I was caught off guard by my sudden impulse to remain alive, by the savage energy of survival. I realized that the Pilgrims of the Void would need
me, their dame, to be in tip-top shape. I needed to train my mind in the lucidity of death through the limpid territories of sleep. I returned to convalescing in that borrowed room of mine, which still smelled of Bernadette, of the unlikely pairing of frankincense and toilet-bowl cleaner. Sequestered in my bed, I slept for days.
Whenever I woke, I found I was totally lucid, consumed by hunger, and began furiously making plans. I mapped out various routes. I designed the Pilgrimages of the Corridor of Exile: Pilgrimage of the Memory Man (Josep Pla), Pilgrimage of the Wide-Eyed Genius (Salvador Dalí), Pilgrimage of the Catalan Resuscitator (Jacint Verdaguer), Pilgrimage of the Martyr of Thought (Walter Benjamin), Pilgrimage of the Perseverant (Mercè Rodoreda), Pilgrimage of the Tireless Excavator (Montserrat Roig). The list went on and on.
Afterward, I dusted off the Mobile Art Gallery. I tended to it. I made flyers calling on interested parties to attend the first meeting of the Pilgrims of the Void, scheduled to take place in March, at the site of the ruins of Josep Pla’s childhood school directly adjacent to the parking lot beneath Ludo Bembo’s apartment. I couldn’t believe I hadn’t noticed the plaque on the side of the wall until the day before: Here Josep Pla went to school. A formidable sign!
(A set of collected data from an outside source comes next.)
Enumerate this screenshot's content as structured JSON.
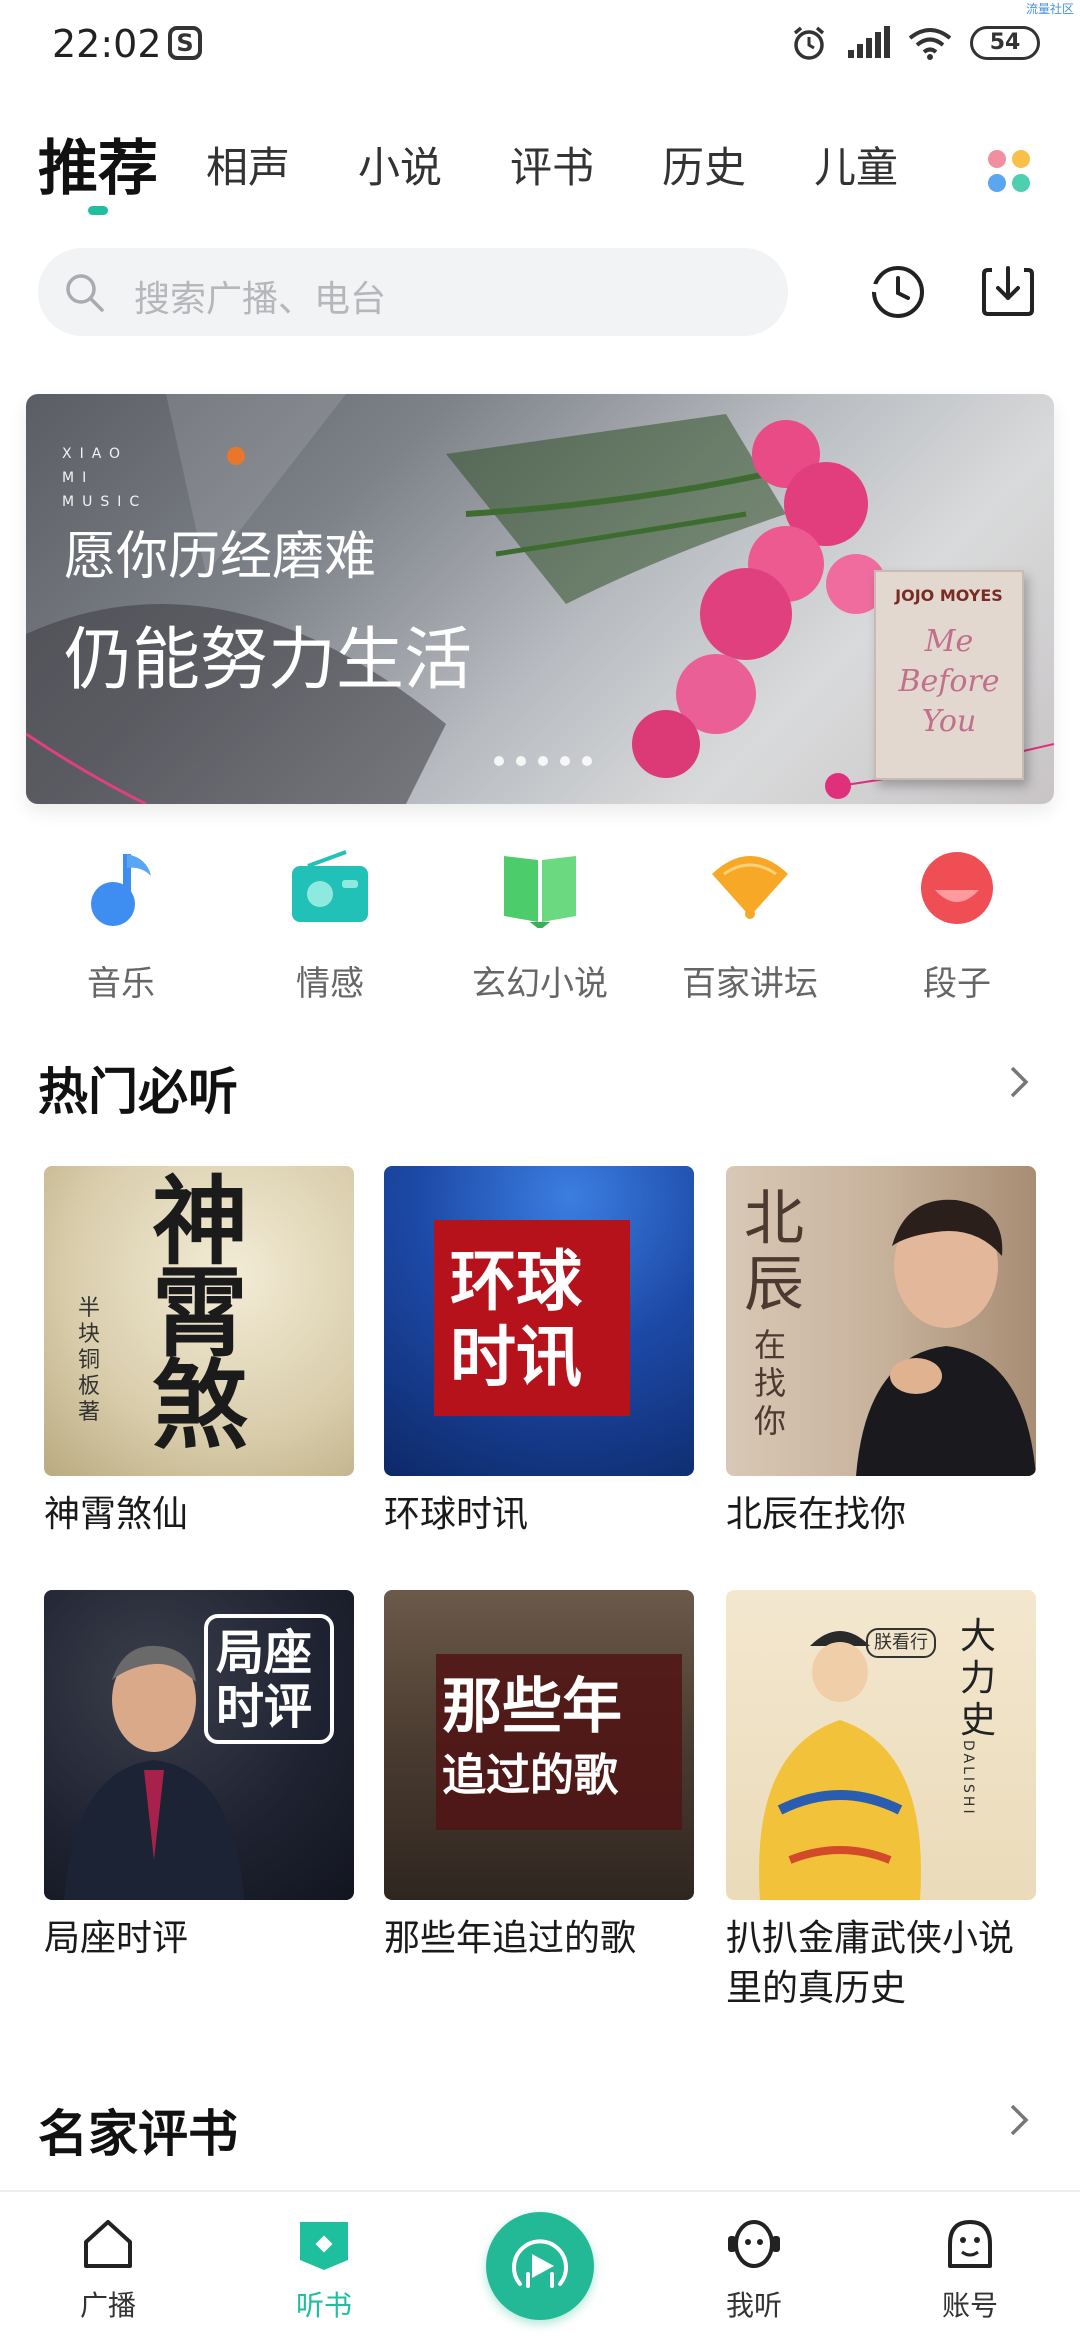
{
  "status_bar": {
    "time": "22:02",
    "carrier_badge": "S",
    "battery": "54",
    "corner_watermark": "流量社区",
    "icons": [
      "alarm-icon",
      "signal-icon",
      "wifi-icon",
      "battery-icon"
    ]
  },
  "tabs": {
    "items": [
      "推荐",
      "相声",
      "小说",
      "评书",
      "历史",
      "儿童"
    ],
    "active_index": 0
  },
  "search": {
    "placeholder": "搜索广播、电台"
  },
  "banner": {
    "brand": "XIAO MI MUSIC",
    "line1": "愿你历经磨难",
    "line2": "仍能努力生活",
    "book_author": "JOJO MOYES",
    "book_title": "Me Before You",
    "dot_count": 5
  },
  "categories": [
    {
      "label": "音乐",
      "icon": "music-note-icon",
      "color": "#3d8ef0"
    },
    {
      "label": "情感",
      "icon": "radio-icon",
      "color": "#22c1b7"
    },
    {
      "label": "玄幻小说",
      "icon": "book-icon",
      "color": "#4ccc6a"
    },
    {
      "label": "百家讲坛",
      "icon": "fan-icon",
      "color": "#f7a826"
    },
    {
      "label": "段子",
      "icon": "smile-icon",
      "color": "#f04e55"
    }
  ],
  "hot_section": {
    "title": "热门必听",
    "items": [
      {
        "title": "神霄煞仙",
        "cover_text": "神霄煞",
        "cover_sub": "半块铜板著"
      },
      {
        "title": "环球时讯",
        "cover_text": "环球时讯"
      },
      {
        "title": "北辰在找你",
        "cover_text": "北辰",
        "cover_sub": "在找你"
      },
      {
        "title": "局座时评",
        "cover_text": "局座时评"
      },
      {
        "title": "那些年追过的歌",
        "cover_text": "那些年",
        "cover_sub": "追过的歌"
      },
      {
        "title": "扒扒金庸武侠小说里的真历史",
        "cover_text": "大力史",
        "cover_sub": "DALISHI",
        "cover_badge": "朕看行"
      }
    ]
  },
  "famous_section": {
    "title": "名家评书"
  },
  "bottom_nav": {
    "items": [
      {
        "label": "广播",
        "icon": "home-icon"
      },
      {
        "label": "听书",
        "icon": "bookmark-icon"
      },
      {
        "label": "",
        "icon": "play-icon"
      },
      {
        "label": "我听",
        "icon": "headphone-face-icon"
      },
      {
        "label": "账号",
        "icon": "account-face-icon"
      }
    ],
    "active_index": 1
  },
  "colors": {
    "accent": "#1dbf9d",
    "text": "#1a1a1a",
    "muted": "#666666"
  }
}
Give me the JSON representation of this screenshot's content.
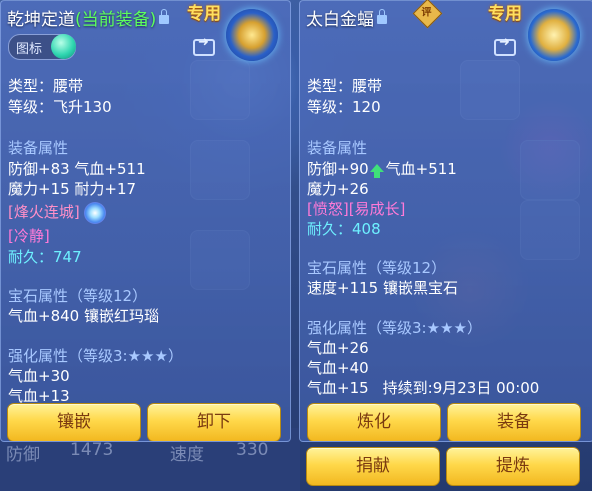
{
  "left_panel": {
    "item_name": "乾坤定道",
    "current_equip": "(当前装备)",
    "exclusive": "专用",
    "icon_toggle_label": "图标",
    "type_line": "类型：腰带",
    "level_line": "等级：飞升130",
    "equip_attr_title": "装备属性",
    "attr_line1": "防御+83 气血+511",
    "attr_line2": "魔力+15 耐力+17",
    "special_skill": "[烽火连城]",
    "special_effect": "[冷静]",
    "durability": "耐久：747",
    "gem_title": "宝石属性（等级12）",
    "gem_line": "气血+840 镶嵌红玛瑙",
    "enhance_title": "强化属性（等级3:★★★）",
    "enhance_line1": "气血+30",
    "enhance_line2": "气血+13",
    "buttons": [
      "镶嵌",
      "卸下"
    ]
  },
  "right_panel": {
    "item_name": "太白金蝠",
    "badge": "评",
    "exclusive": "专用",
    "type_line": "类型：腰带",
    "level_line": "等级：120",
    "equip_attr_title": "装备属性",
    "attr_line1_a": "防御+90",
    "attr_line1_b": "气血+511",
    "attr_line2": "魔力+26",
    "special_effect": "[愤怒][易成长]",
    "durability": "耐久：408",
    "gem_title": "宝石属性（等级12）",
    "gem_line": "速度+115 镶嵌黑宝石",
    "enhance_title": "强化属性（等级3:★★★）",
    "enhance_line1": "气血+26",
    "enhance_line2": "气血+40",
    "enhance_line3": "气血+15",
    "duration": "持续到:9月23日 00:00",
    "buttons": [
      "炼化",
      "装备",
      "捐献",
      "提炼"
    ]
  },
  "background": {
    "bottom_stat_label": "防御",
    "bottom_stat_value": "1473",
    "bottom_speed_label": "速度",
    "bottom_speed_value": "330"
  }
}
On a crisp morning, I left the apartment to distribute the flyers among the regulars at the soup kitchen, among students in the hallways of the university, among those going up and down the steps of the cathedral. I was looking for people who, despite searching, had been unable to fill their void and who were willing to dive into the depths of their doubt. In addition to other bits of useful information, I had included the following points of reflection on the flyers: “Are you willing to drown in inquiry? There is no point in rebelling alone!”
I was hopeful I’d get a good crop.
After several days of this, Ludo finally knocked on my door. He let himself in, holding a plate of rice stained black with squid ink and a salad of arugula and radishes. He put the food down on my desk.